Mighty Inner Loops#
A key motivation for Mighty is to make it easy to create systems that interact with the RL loop. If these systems work during an algorithm's runtime, they are inner loop components. In Mighty, we call them Meta Components. This page documents their structure and why they're so useful.
What Are Meta Components?#
Meta components are elements interacting with the main loop at various points. Within this interaction, they have access to virtually all current internal information and can adapt it. This means everything from hyperparameter scheduling to learning a separate dynamics models and more is possible within this structure. Meta components can be stacked on top of one another to combine different approaches in a single run. This enables complex inner loop setups without entangling methods in code.
The Metrics Dictionary#
The most important part when adding components is the 'metrics' dictionary. This is Mighty's central information hub. Here you can find transitions, losses, predictions, batches and parameters - everything you need to build methods that actively work with the RL loop. If you want examples of how it is used, you can check out our RND implementation:
def get_reward(self, metrics):
"""Adapt LR on step.
:param metrics: Dict of current metrics
:return:
"""
if self.rnd_net is None:
self.initialize_networks(metrics["transition"]["next_state"].shape[1:])
rnd_error = self.rnd_net.get_error(metrics["transition"]["next_state"])
metrics["transition"]["intrinsic_reward"] = (
self.internal_reward_weight * rnd_error
)
metrics["transition"]["reward"] = (
metrics["transition"]["reward"] + self.internal_reward_weight * rnd_error
)
return metrics
Interactions With The Main Loop#
Meta-components are classes with methods that can be called at different points in the learning loop.
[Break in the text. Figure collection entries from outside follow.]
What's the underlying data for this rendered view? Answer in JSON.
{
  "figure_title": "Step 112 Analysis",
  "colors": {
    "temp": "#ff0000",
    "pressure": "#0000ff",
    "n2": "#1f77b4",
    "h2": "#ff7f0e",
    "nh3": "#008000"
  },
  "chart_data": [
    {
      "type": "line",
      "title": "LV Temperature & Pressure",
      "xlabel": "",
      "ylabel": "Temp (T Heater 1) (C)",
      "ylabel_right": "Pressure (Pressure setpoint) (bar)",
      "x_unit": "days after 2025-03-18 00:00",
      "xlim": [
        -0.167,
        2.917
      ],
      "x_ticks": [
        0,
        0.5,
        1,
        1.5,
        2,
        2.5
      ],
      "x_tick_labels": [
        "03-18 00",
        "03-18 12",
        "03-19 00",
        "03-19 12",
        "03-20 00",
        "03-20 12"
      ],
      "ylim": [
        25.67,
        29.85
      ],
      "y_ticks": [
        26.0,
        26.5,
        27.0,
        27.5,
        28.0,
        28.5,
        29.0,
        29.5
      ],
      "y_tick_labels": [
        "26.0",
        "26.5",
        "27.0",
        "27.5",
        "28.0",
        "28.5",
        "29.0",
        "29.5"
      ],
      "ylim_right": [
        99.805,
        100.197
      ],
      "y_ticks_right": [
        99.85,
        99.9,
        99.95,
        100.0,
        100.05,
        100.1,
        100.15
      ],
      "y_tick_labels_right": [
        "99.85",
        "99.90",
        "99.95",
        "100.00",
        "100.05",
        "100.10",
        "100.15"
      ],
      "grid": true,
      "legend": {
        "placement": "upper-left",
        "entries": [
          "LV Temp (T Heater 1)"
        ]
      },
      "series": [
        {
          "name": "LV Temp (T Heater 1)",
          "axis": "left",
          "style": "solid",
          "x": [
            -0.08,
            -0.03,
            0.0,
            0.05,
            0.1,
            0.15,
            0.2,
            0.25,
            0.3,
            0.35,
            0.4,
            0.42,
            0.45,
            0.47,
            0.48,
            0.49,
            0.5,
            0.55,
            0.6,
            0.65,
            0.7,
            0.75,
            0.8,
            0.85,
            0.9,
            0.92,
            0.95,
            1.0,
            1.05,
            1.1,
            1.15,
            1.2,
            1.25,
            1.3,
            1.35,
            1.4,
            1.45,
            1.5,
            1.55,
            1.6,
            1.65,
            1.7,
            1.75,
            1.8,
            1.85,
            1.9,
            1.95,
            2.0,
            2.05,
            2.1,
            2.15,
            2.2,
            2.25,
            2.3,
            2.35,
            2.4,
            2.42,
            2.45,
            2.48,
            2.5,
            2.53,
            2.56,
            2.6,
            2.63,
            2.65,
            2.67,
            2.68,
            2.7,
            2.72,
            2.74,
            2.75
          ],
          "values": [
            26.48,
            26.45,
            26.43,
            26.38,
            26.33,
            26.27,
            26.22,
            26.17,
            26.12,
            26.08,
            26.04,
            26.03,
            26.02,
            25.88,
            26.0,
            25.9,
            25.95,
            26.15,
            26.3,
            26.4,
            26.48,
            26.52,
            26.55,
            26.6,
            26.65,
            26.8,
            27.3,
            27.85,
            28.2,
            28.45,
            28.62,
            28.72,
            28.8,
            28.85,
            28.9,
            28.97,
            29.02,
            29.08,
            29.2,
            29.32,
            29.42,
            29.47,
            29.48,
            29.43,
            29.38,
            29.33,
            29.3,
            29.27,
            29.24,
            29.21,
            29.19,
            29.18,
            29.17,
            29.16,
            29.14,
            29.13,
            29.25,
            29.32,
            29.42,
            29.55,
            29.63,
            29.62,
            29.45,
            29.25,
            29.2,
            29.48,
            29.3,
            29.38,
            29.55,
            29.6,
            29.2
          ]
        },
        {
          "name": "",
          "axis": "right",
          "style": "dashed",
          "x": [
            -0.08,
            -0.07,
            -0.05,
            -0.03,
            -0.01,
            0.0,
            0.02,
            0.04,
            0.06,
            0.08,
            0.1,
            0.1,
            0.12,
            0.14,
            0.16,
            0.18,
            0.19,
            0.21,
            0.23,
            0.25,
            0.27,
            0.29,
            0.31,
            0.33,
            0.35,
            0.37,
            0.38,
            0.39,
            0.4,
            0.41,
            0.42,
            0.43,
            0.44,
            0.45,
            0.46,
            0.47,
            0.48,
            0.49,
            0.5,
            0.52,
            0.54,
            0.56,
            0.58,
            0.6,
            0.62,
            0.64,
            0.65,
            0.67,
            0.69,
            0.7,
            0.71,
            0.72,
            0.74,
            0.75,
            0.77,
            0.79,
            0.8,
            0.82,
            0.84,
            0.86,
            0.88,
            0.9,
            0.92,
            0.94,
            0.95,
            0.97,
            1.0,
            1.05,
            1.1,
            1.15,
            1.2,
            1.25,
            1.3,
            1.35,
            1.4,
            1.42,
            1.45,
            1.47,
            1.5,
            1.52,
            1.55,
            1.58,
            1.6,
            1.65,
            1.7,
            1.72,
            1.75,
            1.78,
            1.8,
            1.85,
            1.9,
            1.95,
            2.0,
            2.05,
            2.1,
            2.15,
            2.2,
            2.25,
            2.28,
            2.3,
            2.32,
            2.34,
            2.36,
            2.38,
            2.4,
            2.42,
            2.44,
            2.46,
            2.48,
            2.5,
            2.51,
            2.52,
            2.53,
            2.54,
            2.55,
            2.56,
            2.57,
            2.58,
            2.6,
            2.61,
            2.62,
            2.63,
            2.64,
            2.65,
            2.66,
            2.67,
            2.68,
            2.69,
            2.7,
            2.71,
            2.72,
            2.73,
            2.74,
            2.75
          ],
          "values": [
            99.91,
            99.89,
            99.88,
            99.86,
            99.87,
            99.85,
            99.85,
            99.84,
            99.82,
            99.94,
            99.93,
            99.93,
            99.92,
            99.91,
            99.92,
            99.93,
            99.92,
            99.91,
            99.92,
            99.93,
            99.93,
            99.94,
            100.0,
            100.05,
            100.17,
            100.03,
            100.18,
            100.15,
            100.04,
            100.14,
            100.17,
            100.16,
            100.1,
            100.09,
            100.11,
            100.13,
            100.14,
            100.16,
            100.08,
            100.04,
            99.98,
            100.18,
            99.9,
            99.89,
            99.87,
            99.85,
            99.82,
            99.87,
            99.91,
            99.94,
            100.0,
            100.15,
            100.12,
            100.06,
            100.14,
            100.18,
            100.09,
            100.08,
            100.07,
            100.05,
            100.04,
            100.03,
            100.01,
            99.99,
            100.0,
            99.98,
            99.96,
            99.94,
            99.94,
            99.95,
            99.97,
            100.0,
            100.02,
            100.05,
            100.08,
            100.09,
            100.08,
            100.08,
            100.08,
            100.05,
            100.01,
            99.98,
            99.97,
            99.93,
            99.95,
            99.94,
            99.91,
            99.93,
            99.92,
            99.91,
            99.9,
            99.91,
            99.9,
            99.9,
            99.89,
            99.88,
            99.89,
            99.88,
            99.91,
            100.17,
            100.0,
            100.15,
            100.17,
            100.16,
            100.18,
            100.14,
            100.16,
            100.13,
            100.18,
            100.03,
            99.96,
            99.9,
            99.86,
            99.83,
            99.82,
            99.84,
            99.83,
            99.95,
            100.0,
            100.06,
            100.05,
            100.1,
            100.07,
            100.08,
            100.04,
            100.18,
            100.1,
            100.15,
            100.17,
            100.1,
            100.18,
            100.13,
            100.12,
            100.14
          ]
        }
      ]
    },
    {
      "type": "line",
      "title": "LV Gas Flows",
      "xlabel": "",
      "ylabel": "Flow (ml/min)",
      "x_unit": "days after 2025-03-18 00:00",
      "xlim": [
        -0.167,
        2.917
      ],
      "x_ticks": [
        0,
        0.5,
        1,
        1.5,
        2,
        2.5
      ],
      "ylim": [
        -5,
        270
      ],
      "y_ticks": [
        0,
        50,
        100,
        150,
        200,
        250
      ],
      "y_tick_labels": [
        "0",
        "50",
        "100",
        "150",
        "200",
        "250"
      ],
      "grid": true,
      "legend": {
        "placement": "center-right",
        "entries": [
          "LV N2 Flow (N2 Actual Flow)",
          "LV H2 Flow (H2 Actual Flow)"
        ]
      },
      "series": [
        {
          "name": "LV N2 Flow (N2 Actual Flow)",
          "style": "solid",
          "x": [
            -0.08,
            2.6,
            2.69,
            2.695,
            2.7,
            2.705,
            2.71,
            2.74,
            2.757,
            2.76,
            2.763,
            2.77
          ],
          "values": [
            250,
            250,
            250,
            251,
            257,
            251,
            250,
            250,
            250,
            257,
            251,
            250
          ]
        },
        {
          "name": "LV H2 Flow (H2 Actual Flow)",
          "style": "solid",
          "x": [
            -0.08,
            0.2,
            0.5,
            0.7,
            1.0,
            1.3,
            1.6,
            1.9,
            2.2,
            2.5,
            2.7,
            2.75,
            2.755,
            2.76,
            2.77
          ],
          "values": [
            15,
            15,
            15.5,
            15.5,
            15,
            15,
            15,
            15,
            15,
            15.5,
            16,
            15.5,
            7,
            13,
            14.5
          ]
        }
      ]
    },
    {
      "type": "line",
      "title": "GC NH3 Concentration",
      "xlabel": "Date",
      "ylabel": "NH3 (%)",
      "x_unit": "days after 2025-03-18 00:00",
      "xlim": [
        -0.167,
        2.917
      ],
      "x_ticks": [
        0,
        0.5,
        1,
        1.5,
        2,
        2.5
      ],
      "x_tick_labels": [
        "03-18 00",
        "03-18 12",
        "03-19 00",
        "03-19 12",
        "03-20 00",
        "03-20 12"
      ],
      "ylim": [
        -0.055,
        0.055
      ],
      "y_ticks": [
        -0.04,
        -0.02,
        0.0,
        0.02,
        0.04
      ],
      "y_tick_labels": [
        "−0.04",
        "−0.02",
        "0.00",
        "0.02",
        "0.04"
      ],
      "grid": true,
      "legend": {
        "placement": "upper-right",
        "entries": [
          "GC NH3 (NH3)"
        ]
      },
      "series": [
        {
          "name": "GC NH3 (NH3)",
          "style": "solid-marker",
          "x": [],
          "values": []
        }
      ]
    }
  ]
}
There are several different call positions and they are specified by the component itself:
def __init__(self) -> None:
"""Meta module init.
:return:
"""
self.pre_step_methods = []
self.post_step_methods = []
self.pre_update_methods = []
self.post_update_methods = []
self.pre_episode_methods = []
self.post_episode_methods = []
- task scheduling/curriculum learning
- hyperparameter scheduling
- intrinsic rewards
Meta-components are also stackable, i.e. you can run multiple ones per training run. In principle, you can do almost anything in a meta-component, including training additional networks or calling the policy directly. Before you default to using this class, however, we recommend double checking if your idea isn't better suited to a more specific class.
Combining Components#
When combining different modules, they are stacked on top of one another. This means they are executed in order for each method. For meta components interacting with each other or the same parts of the base loop, this order can be important! If you, for example, use a curriculum based on training reward and intrinsic reward, you should likely configure the curriculum to be called first to avoid basing the difficulty on the reward bonus.